Nel corso degli anni la satira feroce del presente ha portato spesso la rivista a scontrarsi in tribunale per richieste di danni (famosa la lunga causa contro i rappresentanti legali di artisti del calibro di Irving Berlin, Cole Porter e Richard Dodgers a causa di alcune parodie di loro canzoni, risolta con la vittoria del magazine e un rafforzamento della libertà di satira), e gli autori di MAD ad anticipare tendenze e oggetti in seguito realmente proposti o realizzati: la macchina da scrivere “a prova di idiota” corredata da nastri con all’interno milioni di parole, frasi e espressioni grammaticali ipotizzata da Al Jaffe per correggere all’istante gli errori presenti nelle lettere cos’altro è se non il programma che sto usando io in questo momento?; e l’idea assurda proposta in un articolo del 1959 di sfruttare commercialmente il successo di un film come Dottor Zivago per produrre e vendere dischi, cappelli, gomme da masticare, tovagliette con sopra il titolo e i personaggi della pellicola?

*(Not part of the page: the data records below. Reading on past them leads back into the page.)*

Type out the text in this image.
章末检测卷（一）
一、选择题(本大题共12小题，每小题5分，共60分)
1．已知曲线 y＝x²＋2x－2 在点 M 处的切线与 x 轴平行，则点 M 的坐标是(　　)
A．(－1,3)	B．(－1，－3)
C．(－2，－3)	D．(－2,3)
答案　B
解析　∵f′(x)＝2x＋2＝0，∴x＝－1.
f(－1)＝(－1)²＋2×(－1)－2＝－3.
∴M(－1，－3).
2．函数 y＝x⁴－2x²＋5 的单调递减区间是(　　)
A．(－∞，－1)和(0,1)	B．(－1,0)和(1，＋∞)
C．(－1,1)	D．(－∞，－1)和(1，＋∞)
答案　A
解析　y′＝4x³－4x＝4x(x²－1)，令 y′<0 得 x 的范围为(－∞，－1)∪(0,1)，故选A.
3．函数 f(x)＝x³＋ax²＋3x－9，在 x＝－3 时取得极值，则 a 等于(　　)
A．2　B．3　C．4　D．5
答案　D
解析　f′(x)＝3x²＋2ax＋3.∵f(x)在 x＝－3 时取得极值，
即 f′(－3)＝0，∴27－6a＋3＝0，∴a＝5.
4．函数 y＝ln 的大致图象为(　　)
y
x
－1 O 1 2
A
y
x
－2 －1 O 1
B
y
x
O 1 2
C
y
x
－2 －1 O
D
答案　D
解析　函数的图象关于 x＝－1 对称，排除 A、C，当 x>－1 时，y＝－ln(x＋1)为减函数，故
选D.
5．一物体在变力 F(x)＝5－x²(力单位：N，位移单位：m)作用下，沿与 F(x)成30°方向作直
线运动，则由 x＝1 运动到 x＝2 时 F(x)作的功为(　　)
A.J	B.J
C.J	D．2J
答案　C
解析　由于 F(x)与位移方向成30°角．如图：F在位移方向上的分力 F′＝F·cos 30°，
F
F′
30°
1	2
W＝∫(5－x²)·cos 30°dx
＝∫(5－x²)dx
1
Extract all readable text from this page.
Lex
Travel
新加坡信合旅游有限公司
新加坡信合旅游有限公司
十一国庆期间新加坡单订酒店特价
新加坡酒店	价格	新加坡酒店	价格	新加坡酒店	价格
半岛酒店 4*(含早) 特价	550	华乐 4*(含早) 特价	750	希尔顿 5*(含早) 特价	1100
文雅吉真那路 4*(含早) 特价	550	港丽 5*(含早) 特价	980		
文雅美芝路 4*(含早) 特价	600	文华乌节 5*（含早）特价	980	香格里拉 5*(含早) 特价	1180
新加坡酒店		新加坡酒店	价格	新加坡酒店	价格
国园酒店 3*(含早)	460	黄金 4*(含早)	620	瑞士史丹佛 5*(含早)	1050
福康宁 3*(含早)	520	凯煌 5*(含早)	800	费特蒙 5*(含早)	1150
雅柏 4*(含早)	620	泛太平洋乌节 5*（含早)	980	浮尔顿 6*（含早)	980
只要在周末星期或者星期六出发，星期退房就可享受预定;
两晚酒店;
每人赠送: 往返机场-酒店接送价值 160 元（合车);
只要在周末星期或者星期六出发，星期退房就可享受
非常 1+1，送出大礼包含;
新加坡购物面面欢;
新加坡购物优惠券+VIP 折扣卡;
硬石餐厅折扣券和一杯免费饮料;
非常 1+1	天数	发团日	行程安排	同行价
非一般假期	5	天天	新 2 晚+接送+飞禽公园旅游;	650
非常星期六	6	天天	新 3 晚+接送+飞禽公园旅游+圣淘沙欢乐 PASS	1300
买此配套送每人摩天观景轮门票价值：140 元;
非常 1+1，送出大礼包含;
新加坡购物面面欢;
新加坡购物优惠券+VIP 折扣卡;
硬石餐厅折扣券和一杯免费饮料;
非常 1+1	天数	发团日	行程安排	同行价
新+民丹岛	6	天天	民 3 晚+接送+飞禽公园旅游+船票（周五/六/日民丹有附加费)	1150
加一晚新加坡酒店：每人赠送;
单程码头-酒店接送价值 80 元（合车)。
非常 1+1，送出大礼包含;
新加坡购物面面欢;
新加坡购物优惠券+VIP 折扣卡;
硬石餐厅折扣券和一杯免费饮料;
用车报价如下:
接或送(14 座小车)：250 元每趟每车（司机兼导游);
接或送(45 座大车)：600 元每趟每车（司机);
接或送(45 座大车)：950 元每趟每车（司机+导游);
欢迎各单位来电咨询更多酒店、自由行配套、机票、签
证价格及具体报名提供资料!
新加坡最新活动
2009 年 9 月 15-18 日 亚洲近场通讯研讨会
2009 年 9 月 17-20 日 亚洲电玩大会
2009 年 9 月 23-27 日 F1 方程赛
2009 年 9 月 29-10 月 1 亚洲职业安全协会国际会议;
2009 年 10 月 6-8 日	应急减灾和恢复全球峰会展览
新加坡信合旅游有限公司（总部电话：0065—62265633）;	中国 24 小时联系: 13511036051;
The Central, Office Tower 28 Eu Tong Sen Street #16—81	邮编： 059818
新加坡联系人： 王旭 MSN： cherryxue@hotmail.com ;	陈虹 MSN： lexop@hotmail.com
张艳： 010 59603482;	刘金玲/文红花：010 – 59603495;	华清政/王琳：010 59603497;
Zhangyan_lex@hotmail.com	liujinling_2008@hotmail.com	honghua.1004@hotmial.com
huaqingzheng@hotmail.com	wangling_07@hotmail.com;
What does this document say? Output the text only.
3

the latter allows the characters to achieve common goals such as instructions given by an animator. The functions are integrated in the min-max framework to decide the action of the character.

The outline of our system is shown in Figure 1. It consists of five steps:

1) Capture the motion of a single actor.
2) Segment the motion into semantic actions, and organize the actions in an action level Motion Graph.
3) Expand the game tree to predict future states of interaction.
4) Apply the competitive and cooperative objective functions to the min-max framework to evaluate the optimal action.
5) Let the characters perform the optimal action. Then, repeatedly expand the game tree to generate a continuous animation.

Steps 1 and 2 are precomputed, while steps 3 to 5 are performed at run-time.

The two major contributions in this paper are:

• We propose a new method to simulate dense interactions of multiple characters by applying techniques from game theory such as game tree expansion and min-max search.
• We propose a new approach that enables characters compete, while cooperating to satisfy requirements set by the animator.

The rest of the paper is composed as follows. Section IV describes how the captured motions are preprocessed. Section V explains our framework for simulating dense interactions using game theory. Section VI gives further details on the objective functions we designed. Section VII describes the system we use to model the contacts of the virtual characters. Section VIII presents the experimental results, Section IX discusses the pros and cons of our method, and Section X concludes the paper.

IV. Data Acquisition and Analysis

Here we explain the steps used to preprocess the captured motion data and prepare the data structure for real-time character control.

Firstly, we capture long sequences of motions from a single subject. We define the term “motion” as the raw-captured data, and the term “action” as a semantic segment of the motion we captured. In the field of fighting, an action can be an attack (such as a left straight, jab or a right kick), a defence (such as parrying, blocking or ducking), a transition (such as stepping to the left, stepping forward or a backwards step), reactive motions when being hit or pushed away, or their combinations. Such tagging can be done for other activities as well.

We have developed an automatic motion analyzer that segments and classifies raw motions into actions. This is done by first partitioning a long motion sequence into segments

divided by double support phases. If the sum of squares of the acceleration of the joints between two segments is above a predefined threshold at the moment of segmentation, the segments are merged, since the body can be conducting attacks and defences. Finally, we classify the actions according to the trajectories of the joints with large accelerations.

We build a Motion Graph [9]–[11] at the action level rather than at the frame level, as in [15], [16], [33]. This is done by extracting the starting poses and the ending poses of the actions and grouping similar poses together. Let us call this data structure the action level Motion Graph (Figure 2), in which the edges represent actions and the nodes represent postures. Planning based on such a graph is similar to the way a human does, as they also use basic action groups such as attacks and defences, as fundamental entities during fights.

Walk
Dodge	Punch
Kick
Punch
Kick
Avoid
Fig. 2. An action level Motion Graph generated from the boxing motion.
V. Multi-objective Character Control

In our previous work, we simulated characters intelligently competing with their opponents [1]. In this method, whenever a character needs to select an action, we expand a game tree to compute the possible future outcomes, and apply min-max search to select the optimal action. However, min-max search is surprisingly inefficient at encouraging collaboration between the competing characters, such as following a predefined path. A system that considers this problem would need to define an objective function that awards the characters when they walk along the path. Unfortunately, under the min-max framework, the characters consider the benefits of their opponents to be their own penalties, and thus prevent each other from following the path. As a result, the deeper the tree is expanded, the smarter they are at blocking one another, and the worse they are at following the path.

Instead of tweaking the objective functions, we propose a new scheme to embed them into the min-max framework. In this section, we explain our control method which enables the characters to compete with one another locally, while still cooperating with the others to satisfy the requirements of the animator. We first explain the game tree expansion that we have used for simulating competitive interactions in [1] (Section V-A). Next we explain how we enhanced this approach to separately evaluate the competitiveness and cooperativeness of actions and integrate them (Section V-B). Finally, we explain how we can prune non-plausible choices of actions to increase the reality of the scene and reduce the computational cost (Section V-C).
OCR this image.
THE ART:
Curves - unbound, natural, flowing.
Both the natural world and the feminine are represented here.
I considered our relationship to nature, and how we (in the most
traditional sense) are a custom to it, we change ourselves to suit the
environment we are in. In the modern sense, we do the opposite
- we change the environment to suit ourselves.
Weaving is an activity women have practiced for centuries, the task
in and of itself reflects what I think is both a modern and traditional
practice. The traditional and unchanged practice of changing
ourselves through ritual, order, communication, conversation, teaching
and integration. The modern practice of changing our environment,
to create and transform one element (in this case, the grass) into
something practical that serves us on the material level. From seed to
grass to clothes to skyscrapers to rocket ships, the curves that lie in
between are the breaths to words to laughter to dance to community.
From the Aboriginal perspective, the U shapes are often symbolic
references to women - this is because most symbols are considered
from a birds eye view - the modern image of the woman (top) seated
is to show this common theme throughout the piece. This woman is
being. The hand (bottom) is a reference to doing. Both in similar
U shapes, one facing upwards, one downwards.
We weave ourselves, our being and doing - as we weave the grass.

Dalla fine degli anni ’70 in poi la rivista si cristallizza nel suo genere, mantenendo fisse le sue caratteristiche senza un’evoluzione particolare, vivendo del suo nome e dei successi passati. Il più recente editor, John Ficarra, continua ad avvalersi di un parco di autori e artisti di altissimo livello e ogni nuovo numero di MAD rimane una divertente boccata d’aria fresca che mette alla berlina tutto quello che notiziari e mass-media pongono all’attenzione e all’hype del pubblico, dai blockbuster cinematografici ai fenomeni politici più o meno da baraccone (da Donald Trump a Brack Obama), senza però essere all’avanguardia nella comicità e nella potenza satirica come nei decenni precedenti.
Il rammarico più grande rimane però quello di non essere riuscita ad entrare nelle grazie del pubblico italiano, che continua a perdersi alcuni veri e propri capolavori del fumetto a partire dalle storie classiche degli anni ’50 per arrivare alle più recenti parodie, passando per i deliri grafici di Aragones e Martin.